Eight Wise Pieces of Writing Advice from Alice Mattison’s “The Kite and the String”


When I came back to Flavorwire after maternity leave, I hadn’t written very much in months and I was wondering how to start again. My writing muscles, like my core muscles, had atrophied and the blank page intimidated me.

On my desk lay several books that had arrived in the interval, including Alice Mattison’s craft book The Kite and the String. The pages I initially glanced were full of warm but pragmatic wisdom, and so I sat down and read the whole thing cover to cover. In addition to providing fascinating studies of the writing process of female writers like Tillie Olsen and George Elliot (who don’t usually get discussed in these kinds of books), and a look at writers who prevailed despite state censorship, Mattison cuts through a lot of the bullshit mystique around the writing process, its focus on youth, glamour, sacrifice.

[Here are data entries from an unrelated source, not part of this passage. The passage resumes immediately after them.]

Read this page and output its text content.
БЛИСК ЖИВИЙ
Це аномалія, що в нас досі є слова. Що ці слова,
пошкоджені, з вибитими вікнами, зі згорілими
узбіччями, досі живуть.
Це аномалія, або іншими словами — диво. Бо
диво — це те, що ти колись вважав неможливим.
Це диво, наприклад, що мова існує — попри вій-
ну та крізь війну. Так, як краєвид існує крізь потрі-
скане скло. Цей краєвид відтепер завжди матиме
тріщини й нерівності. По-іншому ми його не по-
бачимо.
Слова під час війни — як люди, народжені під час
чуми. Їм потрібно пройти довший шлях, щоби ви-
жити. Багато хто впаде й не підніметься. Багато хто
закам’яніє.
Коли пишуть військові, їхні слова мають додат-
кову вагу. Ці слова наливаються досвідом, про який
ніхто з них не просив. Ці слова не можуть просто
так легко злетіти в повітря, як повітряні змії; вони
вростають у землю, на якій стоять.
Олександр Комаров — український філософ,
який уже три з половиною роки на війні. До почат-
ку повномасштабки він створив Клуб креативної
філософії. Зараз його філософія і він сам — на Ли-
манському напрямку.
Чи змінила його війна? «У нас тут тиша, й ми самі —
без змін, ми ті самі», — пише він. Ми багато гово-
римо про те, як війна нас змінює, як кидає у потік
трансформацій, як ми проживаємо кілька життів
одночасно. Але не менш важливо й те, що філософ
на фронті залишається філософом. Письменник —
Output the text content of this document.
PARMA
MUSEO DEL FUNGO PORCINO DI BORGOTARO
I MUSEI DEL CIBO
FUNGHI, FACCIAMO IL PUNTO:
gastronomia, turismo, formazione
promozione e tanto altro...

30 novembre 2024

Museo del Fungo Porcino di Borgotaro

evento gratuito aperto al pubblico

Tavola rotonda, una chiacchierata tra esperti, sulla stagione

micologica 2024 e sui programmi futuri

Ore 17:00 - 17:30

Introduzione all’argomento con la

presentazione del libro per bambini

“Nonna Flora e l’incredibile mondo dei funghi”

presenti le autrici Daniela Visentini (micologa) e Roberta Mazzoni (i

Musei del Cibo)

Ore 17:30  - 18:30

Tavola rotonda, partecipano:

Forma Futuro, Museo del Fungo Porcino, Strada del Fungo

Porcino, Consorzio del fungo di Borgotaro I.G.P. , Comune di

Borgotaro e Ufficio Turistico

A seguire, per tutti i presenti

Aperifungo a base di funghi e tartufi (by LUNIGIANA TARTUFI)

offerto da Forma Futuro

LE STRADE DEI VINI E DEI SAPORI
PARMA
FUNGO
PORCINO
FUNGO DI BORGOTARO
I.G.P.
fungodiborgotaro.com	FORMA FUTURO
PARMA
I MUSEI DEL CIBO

“If we do think of it as glamorous and thrilling and something that brings in lots of money, there will be very few of us,” Mattison told me on the phone last week, speaking of the writing life. “As long as a lot of us want to be writers, we have to find a way of managing.” That means paying the bills and spending time with loved ones, but also keeping our writing life, and time, sacred. Her whole approach was very bracing, so I asked Mattison, who teaches at the Bennington MFA program, to expound on eight of my favorite quotes from the book that tackle gender, fear, craft and process — many of which are relevant beyond writing and can be applied to any creative endeavor.

Writers don’t need rules as much as we need the freedom to take risks and to make decisions for simple, practical reasons — much like the workaday, unglamorous decisions we make in ordinary life.

“I meet students who want rules.” says Mattison. “It’s as though there’s a set of instructions, like working a complicated machine.” On the contrary, Mattison focuses on the other aspect of writing, which is the kite, in her central metaphor— letting it catch the breezes of inspiration and only holding it in check with a single, strong guiding string.

Invention comes about when we let it, when we don’t mind feeling stupid as we do it— it feels like what children do, it is what children do — when we clear a place for it, become quiet, and wait.

“Recently, my grandson started telling me about the utopia that he can get to by logging into the upper left hand corner of his pillow at night and putting in a password…it was absolutely dazzling,” says Mattison. “We continue to have that capacity — maybe not as brilliantly as young children do— to put things together, to jolt in a direction nobody would ever think of. But we have to be relaxed to do that.” She says that taking off our clothes, hanging out with animals or kids, or otherwise letting ourselves feel free is preferable to “trying to get grown up” to write.

The clumsy use of coincidence (like the melodramatic use of exciting action) has scared some writers away from coincidence altogether. It’s a loss.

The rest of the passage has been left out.